Try to donate directly

Concerned Australians looking to extend a helping hand need to be wary of where their donations are going, Mr Holton said.

“Just be careful, there might be some dodgy people out there trying to raise funds. To me, the only safe way if you want to give money to a volunteer group is to go directly to the brigade,” he said.

“Take the time to drive down the road and go and see them, that way at least you know the money is getting to where it needs to go.

Mr Holton’s comments follow reports of scammers trying to steal bank details from people whose homes were destroyed in Adelaide Hills and nearby regions.

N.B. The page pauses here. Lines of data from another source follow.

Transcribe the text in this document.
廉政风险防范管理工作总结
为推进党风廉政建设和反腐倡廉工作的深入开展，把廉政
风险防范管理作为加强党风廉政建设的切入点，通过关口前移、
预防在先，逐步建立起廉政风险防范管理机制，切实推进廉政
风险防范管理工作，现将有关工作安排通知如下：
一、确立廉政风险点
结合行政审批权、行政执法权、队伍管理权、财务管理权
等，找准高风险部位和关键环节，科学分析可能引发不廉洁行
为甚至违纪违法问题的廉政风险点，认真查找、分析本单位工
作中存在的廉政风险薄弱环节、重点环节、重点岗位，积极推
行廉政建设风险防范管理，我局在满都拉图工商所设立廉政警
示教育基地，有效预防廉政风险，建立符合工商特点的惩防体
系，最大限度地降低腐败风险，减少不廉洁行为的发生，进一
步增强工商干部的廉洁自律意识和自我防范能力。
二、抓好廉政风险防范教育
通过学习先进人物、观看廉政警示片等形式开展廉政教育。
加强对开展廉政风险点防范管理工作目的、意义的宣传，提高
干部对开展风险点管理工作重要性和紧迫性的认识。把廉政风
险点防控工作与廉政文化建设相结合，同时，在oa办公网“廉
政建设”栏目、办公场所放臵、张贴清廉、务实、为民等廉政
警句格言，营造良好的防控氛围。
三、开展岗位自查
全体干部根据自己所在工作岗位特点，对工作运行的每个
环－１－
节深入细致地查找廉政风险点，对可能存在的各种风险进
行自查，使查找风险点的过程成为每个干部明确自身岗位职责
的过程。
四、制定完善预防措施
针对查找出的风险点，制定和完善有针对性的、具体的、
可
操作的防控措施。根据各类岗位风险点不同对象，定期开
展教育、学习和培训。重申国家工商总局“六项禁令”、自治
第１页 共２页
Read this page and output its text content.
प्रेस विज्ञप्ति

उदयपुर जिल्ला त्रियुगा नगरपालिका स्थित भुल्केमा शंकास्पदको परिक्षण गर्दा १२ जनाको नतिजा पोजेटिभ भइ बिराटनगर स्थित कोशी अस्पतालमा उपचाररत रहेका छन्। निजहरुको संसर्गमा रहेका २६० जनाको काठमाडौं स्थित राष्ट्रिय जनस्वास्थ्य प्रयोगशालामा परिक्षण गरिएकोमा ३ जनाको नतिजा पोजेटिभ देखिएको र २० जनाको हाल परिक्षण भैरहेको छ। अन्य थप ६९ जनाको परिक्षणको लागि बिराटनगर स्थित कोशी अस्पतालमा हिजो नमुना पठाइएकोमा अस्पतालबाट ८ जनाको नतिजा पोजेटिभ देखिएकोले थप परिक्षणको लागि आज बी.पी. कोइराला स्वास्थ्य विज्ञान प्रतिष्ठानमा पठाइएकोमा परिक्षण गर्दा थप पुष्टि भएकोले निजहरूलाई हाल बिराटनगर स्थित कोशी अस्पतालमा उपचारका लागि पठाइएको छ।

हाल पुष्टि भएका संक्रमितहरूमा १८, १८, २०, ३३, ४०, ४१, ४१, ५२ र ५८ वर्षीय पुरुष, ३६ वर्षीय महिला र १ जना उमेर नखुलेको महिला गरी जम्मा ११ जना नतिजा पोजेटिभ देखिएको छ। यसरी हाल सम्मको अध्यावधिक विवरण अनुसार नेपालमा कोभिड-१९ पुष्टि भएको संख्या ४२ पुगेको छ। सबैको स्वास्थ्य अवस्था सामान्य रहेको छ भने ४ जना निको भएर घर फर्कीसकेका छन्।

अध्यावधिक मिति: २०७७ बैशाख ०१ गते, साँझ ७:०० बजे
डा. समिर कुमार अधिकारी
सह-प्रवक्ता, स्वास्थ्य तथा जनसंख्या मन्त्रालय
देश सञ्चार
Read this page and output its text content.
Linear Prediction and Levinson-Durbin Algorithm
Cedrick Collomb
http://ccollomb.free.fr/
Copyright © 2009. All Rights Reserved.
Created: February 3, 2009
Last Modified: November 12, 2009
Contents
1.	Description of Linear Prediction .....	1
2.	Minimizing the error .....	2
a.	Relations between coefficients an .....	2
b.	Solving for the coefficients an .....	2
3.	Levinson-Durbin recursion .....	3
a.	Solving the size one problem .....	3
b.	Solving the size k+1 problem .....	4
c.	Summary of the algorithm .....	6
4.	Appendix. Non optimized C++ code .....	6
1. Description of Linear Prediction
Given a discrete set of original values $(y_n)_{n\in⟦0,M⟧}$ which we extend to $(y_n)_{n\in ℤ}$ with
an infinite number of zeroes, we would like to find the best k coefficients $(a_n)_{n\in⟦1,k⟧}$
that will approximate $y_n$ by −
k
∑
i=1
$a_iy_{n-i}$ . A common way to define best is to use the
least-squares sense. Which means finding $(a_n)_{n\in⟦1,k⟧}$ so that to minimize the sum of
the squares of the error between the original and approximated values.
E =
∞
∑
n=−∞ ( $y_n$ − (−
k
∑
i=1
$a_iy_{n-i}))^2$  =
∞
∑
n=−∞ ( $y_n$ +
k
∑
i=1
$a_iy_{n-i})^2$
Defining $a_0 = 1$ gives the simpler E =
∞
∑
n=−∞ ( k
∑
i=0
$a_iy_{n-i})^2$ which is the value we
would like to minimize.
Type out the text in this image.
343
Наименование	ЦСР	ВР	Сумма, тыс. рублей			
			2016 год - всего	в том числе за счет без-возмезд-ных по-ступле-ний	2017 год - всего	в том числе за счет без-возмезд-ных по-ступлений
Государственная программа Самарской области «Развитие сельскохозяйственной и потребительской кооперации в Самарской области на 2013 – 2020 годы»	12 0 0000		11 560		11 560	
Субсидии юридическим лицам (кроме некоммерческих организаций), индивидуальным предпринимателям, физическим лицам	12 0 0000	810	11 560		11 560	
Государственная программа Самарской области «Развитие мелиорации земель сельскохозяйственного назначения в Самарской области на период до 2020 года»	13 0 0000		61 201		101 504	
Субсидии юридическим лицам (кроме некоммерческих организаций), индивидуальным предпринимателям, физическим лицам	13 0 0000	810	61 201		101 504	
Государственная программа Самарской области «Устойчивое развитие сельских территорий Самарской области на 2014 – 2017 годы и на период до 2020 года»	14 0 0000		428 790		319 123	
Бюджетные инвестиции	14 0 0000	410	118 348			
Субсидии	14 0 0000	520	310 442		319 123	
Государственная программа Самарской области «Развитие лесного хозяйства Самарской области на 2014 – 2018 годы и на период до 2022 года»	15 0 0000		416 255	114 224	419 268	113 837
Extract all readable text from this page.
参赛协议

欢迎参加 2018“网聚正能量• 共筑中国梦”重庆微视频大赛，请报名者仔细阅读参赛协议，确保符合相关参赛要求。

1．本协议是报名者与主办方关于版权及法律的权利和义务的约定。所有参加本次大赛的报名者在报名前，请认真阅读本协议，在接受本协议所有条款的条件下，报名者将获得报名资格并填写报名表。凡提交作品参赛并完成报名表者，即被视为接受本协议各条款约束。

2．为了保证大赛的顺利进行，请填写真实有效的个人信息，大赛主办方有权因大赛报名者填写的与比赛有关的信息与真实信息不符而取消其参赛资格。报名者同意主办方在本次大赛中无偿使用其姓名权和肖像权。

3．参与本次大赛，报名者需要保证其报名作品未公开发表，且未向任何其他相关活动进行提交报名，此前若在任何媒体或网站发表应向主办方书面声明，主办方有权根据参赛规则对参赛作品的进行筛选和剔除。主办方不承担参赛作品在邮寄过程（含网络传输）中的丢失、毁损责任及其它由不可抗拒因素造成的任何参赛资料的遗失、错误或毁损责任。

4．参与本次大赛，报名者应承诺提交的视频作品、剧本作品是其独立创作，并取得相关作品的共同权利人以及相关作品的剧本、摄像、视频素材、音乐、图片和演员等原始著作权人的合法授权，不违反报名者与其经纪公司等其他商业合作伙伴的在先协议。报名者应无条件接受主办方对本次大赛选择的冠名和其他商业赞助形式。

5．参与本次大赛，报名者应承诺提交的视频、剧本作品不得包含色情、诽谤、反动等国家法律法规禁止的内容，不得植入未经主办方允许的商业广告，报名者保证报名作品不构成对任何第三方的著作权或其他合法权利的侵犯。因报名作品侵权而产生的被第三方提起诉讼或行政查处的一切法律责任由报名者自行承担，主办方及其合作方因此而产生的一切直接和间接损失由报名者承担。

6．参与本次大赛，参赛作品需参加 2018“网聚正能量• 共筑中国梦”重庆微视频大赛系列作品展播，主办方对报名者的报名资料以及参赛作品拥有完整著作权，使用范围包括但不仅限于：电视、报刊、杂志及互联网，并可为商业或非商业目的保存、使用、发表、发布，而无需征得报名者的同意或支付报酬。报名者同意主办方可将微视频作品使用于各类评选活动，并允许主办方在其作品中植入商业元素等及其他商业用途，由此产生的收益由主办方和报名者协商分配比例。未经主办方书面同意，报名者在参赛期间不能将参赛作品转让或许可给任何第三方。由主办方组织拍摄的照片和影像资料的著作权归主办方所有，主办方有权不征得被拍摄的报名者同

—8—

But Mr Holton added that it’s “not all about money” and encouraged Australians to “be a friend” to their local firefighters, supporting them however possible.

“They need to be looked after, but a little bit of a pat on the back wouldn’t go astray either,” he said.

“If you want to do something worthwhile, just thank the firefighters for what they’re doing and maybe give them a cold drink and be a friend to them.”

Insurance claims mounting

The total cost of the damage so far caused by the fires is continuing to grow, based on data from the Insurance Council of Australia.

By Christmas Eve, the total volume of insurance claims made by residents of the 102 postcodes listed as ‘catastrophe’ zones by the Insurance Council was $182,620,387 and rising.

More than 900 homes have been destroyed since the ICA declared the bushfires a catastrophe on November 8.

Most of these (more than 800) were in NSW, with 40 lost in Queensland and a further 86 in SA.

Fortunately, it said “only a fraction” of the Australians who hold the 523,000 building and/or contents policies in the region have been affected, but “sadly for some, the claims lodged will involve the complete rebuilding of lost property and replacement of destroyed belongings”.